What is diaper rash?

Diaper rash is an inflammation on the skin in the area where the diaper is touching the skin. It is commonly found in infants and kids less than 2 years. However, the condition is also found in people who are immobile or paralyzed.

Approximately all babies get diaper rash at least one time at some stage in the first 3 years of their life. The condition is, however common among 9-12 months old babies. At this age the baby is learning how to sit and they enjoy sitting for long. They also begin eating solid foods, which may affect the acidity of the bowel movements.

What are the causes of diaper rash?

The most prevalent cause of diaper rash is lengthened and continuous exposure to dampness/moisture next to the skin. Other contributing issues are:

  • The clogged surroundings caused by the diaper
  • Rubbing caused by friction or abrasion
  • Extended exposure of the skin to excreta and urine.
Clogged surroundings caused by the diaper:

For a diaper to work perfectly it should fit securely. This means there is minimal amount of air getting to the diaper area. As a result the baby’s skin tends to be heated and wet. This leads to higher pH around this area compared to other parts of the body.
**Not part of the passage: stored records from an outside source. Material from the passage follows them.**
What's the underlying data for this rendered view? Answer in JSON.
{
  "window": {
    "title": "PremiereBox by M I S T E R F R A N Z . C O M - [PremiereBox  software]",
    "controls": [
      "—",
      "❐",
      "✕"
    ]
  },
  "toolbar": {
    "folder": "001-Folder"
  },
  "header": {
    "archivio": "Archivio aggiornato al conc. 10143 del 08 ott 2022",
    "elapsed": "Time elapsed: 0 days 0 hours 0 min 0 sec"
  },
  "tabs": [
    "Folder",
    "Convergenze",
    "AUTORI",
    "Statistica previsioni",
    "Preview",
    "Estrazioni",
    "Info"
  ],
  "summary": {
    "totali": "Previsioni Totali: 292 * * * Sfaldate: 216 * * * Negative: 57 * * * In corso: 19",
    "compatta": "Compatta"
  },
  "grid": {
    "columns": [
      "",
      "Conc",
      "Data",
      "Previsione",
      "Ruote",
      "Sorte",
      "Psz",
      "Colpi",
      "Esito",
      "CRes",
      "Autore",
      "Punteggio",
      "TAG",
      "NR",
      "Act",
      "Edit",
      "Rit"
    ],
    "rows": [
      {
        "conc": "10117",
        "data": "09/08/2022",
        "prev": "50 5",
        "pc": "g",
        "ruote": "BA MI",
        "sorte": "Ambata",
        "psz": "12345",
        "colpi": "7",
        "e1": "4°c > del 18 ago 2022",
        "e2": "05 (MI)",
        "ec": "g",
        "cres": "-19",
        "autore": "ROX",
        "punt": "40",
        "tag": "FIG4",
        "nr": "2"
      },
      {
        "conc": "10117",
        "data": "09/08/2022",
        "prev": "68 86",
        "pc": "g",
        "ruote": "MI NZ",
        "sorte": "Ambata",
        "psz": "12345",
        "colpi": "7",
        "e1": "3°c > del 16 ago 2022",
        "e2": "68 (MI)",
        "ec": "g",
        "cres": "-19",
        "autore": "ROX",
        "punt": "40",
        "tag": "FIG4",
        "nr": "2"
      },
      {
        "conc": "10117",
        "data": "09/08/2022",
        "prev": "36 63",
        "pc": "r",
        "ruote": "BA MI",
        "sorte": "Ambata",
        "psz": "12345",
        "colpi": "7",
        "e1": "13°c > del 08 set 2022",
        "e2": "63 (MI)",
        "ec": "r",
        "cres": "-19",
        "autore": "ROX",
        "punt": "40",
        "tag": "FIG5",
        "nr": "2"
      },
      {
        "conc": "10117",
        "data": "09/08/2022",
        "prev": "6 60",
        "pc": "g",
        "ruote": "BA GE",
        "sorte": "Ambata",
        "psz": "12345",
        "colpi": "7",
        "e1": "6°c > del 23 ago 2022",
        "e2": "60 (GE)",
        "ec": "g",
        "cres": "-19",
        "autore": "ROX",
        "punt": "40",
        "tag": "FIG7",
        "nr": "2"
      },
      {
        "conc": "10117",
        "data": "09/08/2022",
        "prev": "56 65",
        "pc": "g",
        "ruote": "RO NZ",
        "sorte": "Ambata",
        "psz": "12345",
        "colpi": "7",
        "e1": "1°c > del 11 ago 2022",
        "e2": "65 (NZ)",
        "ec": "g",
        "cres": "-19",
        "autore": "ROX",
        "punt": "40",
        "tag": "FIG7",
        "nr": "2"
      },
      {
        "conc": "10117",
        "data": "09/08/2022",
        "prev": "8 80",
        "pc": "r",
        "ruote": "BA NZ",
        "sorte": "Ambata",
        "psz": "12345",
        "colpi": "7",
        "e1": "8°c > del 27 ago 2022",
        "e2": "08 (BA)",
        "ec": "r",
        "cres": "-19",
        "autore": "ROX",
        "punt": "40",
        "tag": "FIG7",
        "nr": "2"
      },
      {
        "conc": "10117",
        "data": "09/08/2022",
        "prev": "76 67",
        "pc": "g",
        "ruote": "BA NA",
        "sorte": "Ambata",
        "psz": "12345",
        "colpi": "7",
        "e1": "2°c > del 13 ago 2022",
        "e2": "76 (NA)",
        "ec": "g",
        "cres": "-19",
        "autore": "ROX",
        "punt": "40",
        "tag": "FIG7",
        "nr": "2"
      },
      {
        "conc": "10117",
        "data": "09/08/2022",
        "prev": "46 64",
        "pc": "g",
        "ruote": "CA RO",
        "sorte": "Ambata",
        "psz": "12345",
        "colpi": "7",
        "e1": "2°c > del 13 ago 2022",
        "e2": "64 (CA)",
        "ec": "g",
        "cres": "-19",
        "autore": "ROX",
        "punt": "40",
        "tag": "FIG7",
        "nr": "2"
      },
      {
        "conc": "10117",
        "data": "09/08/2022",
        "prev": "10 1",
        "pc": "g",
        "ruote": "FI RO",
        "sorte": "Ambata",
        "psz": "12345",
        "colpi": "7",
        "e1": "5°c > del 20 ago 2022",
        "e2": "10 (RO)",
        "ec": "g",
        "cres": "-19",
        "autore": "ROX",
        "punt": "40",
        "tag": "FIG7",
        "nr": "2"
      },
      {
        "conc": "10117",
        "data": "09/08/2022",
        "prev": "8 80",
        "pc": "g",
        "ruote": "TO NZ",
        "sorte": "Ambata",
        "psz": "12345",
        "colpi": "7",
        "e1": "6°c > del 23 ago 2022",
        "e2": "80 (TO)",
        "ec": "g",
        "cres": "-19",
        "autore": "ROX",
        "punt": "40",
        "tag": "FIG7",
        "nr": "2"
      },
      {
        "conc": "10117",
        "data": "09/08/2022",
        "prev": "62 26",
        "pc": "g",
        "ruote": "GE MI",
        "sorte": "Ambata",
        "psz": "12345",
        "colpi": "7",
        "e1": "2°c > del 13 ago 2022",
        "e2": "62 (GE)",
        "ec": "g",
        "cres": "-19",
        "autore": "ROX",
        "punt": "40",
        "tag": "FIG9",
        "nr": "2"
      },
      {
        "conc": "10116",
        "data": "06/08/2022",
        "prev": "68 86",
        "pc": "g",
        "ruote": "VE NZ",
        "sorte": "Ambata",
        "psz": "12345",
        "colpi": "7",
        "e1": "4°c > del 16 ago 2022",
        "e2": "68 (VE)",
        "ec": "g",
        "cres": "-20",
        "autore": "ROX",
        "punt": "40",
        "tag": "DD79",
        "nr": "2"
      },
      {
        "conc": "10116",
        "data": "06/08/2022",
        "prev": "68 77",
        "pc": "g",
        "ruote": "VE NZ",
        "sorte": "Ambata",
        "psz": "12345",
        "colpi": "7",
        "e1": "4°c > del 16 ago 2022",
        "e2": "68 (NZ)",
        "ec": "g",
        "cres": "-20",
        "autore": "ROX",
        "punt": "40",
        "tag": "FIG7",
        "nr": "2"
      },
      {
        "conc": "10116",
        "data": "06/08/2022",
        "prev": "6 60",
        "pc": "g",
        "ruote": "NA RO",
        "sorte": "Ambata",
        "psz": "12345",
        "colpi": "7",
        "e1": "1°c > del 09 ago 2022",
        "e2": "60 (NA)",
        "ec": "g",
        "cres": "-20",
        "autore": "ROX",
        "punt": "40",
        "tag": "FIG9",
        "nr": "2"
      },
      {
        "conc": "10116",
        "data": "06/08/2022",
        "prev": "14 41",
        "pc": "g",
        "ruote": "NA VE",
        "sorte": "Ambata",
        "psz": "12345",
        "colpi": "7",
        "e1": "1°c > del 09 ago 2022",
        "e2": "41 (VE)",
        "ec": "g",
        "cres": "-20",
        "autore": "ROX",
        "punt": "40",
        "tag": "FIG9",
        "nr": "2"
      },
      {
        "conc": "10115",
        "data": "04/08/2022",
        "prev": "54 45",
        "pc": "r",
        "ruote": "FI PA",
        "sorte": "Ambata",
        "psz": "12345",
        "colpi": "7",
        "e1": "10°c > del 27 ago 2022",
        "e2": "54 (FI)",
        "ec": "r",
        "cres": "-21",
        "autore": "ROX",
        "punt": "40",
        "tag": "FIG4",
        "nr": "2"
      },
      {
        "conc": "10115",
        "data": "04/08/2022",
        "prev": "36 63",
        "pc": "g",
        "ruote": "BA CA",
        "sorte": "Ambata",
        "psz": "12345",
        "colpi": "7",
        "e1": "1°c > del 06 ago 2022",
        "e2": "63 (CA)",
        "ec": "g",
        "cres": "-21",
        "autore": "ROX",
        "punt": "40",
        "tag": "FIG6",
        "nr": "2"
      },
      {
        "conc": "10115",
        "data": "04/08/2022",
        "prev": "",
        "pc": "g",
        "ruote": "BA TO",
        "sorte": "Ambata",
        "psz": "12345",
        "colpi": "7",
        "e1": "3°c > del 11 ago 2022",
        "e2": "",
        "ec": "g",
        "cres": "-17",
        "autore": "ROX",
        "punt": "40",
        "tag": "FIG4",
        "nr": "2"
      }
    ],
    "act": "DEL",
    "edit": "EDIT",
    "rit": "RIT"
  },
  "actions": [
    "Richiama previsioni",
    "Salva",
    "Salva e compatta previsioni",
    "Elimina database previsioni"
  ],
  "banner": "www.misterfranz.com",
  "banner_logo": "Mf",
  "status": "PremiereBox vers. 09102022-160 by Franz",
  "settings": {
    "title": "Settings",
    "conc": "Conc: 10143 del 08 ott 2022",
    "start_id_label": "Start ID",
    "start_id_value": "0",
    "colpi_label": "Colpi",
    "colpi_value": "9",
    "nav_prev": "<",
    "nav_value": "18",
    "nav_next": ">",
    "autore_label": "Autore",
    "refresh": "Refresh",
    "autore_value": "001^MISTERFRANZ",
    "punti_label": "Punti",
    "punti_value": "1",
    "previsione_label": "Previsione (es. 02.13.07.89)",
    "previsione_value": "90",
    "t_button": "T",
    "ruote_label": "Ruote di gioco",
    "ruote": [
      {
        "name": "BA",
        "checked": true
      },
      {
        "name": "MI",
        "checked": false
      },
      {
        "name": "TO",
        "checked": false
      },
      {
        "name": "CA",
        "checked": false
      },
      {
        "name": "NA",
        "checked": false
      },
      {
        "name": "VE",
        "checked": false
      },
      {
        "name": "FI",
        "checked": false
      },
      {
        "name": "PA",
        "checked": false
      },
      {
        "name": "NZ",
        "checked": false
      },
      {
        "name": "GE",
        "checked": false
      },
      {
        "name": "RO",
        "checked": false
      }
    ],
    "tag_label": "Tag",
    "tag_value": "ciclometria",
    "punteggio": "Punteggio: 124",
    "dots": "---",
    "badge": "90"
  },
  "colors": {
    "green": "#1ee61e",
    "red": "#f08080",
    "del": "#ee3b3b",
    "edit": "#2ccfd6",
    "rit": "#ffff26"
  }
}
Too much wetness on the skin makes it susceptible to irritants leading to swelling.

Friction:

Friction can wane the protecting barrier of the skin. Wet skin is more susceptible to rasping than dry skin. The wetness around the diaper area makes it vulnerable to abrasion. Friction between the diaper and the skin, and continuous swabbing and washing the diaper area encourages the skin to absorb irritating substances.

 

How to prevent diaper rash.

Diaper rashes are a serious concern for many parents. Some kids get at least one diaper rash in their childhood while others get it over and over. Parents whose kids get recurrent diaper rashes may have to use a different brand of diaper.  If you are using cloth diapers you could switch to the disposable ones. Also change brands of throwaway diapers or baby wipes and apply a barrier cream every time you change a diaper. Keep a symptom diary and find out if there is a connection between the diaper rash and a certain type of food the baby is eating.

Additional things to do to stop diaper rashes include:

  • Regular diaper changes.
  • Allowing the baby to stay without a diaper as much as possible (many babies love it).
  • Using a fragrance-free wipes
  • Using lukewarm water and a not so strong soap as an alternative to wipes
  • Using a squirt bottle when cleaning and avoid rubbing
  • Ensuring that the diaper area is totally dry before putting another diaper. It is advisable to allow the baby to stay for a while without a diaper every time you remove a diaper.
  • The best way to stop this problem is potty training your child. This is the most effective way of keeping your child dry.